About Us

Disability Support Services (DSS) is the university’s central resource for academic support for students with disabilities. The George Washington University (GW) recognizes disability in the context of diversity. We work collaboratively with students, faculty and staff across the campus to foster a climate of universal academic excellence, while also promoting disability culture and GW’s broader diversity and inclusion initiatives.

The work of DSS is grounded in evidence-based practices, that centers disabled voices and lived experiences in service provision. Our efforts are also fundamentally influenced by social justice, disability studies, disability justice, feminist theory, and Universal Design frameworks.

We aim to create an inclusive environment that challenges notions of normality that influences scholarship across all disciplines and university programming.

Operational Values

  • Provide individualized accommodations and auxiliary aids that center the voices of students.
  • Integrate progressive messaging about disability at the intersections of lived experience and culture.
  • Cultivate partnerships with students, faculty, and staff that center inclusivity and accessibility.

History of DSS

Established in 1978, GW was innovative in dedicating resources and services to create an inclusive and accessible curricular environment predating the Americans with Disabilities Act of 1990. Since its inception, DSS has elevated the voices of students through the GW DSS Speakers Bureau, worked closely with faculty from disability studies and writing studies to develop the inaugural biennial conference entitled event, titled Composing Disability: Writing, Communication, Culture, and supported efforts to initiate GW’s 2018 Disability Advocacy Certificate offered through American Association of People with Disabilities (AAPD) Summer Internship Program in collaboration with the College of Professional Studies (CPS).
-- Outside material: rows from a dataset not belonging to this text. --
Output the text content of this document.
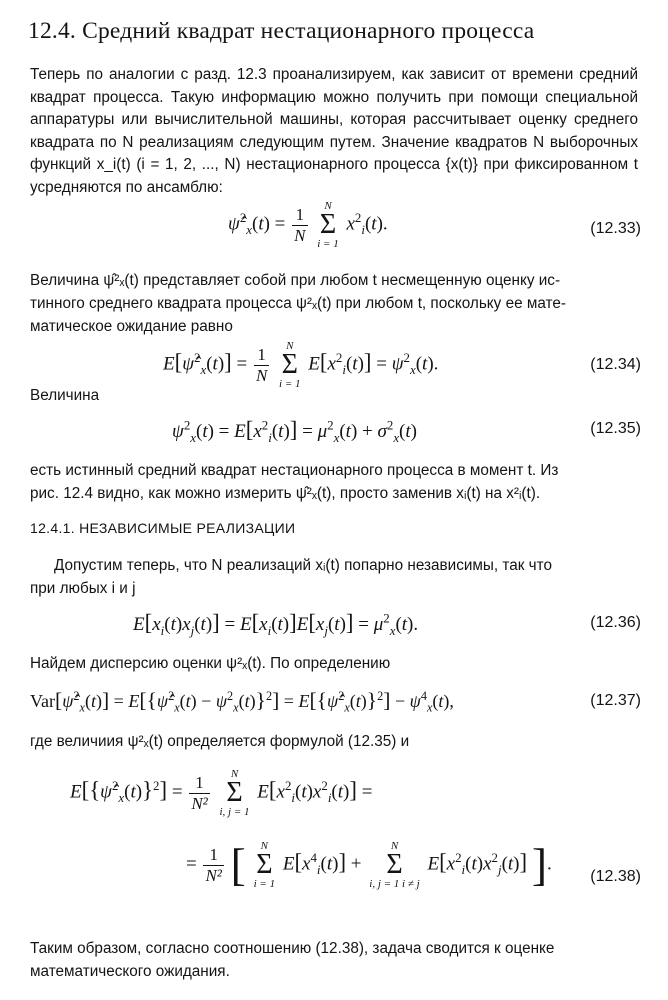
12.4. Средний квадрат нестационарного процесса

Теперь по аналогии с разд. 12.3 проанализируем, как зависит от времени средний квадрат процесса. Такую информацию можно получить при помощи специальной аппаратуры или вычислительной машины, которая рассчитывает оценку среднего квадрата по N реализациям следующим путем. Значение квадратов N выборочных функций x_i(t) (i = 1, 2, ..., N) нестационарного процесса {x(t)} при фиксированном t усредняются по ансамблю:

ψ̂$^2_x$(t) = $\frac{1}{N}$
	N
Σ
i = 1
$x^2_i(t)$.	(12.33)
Величина ψ̂²ₓ(t) представляет собой при любом t несмещенную оценку ис-
тинного среднего квадрата процесса ψ²ₓ(t) при любом t, поскольку ее мате-
матическое ожидание равно
E[ψ̂$^2_x$(t)] = $\frac{1}{N}$
	N
Σ
i = 1
$E[x^2_i(t)] = \psi^2_x(t)$.	(12.34)
Величина
$\psi^2_x(t) = E[x^2_i(t)] = \mu^2_x(t) + \sigma^2_x(t)$	(12.35)
есть истинный средний квадрат нестационарного процесса в момент t. Из
рис. 12.4 видно, как можно измерить ψ̂²ₓ(t), просто заменив xᵢ(t) на x²ᵢ(t).
12.4.1. НЕЗАВИСИМЫЕ РЕАЛИЗАЦИИ
Допустим теперь, что N реализаций xᵢ(t) попарно независимы, так что
при любых i и j
$E[x_i(t)x_j(t)] = E[x_i(t)]E[x_j(t)] = \mu^2_x(t)$.	(12.36)
Найдем дисперсию оценки ψ²ₓ(t). По определению
Var[ψ̂$^2_x$(t)] = E[{ψ̂$^2_x$(t) − $\psi^2_x(t)\}^2$] = E[{ψ̂$^2_x$(t)}$^2$] − $\psi^4_x(t)$,	(12.37)
где величиия ψ²ₓ(t) определяется формулой (12.35) и
E[{ψ̂$^2_x$(t)}$^2$] = $\frac{1}{\text{N²}}$
	N
Σ
i, j = 1
$E[x^2_i(t)x^2_i(t)]$ =
= $\frac{1}{\text{N²}}$ [	N
Σ
i = 1
$E[x^4_i(t)]$ +
N
Σ
i, j = 1 i ≠ j
$E[x^2_i(t)x^2_j(t)]$ ].
(12.38)
Таким образом, согласно соотношению (12.38), задача сводится к оценке
математического ожидания.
The GW Statement on Diversity and Inclusion

Diversity is crucial to an educational institution's pursuit of excellence in learning, research, and service. In pursuit of those goals, a population of students, faculty, and staff with differing perspectives, backgrounds, talents, and needs can lead to a richer mix of ideas, energizing and enlightening debates, deeper commitments, and a host of educational, civic, and work outcomes.

Leveraging diversity is rarely achieved by accident. As individuals and as an institution, we must intentionally act to create the diverse and inclusive community that enables everyone to flourish. All members and units of the George Washington University community must advance the institution’s commitment to diversity and inclusion as a strategic priority.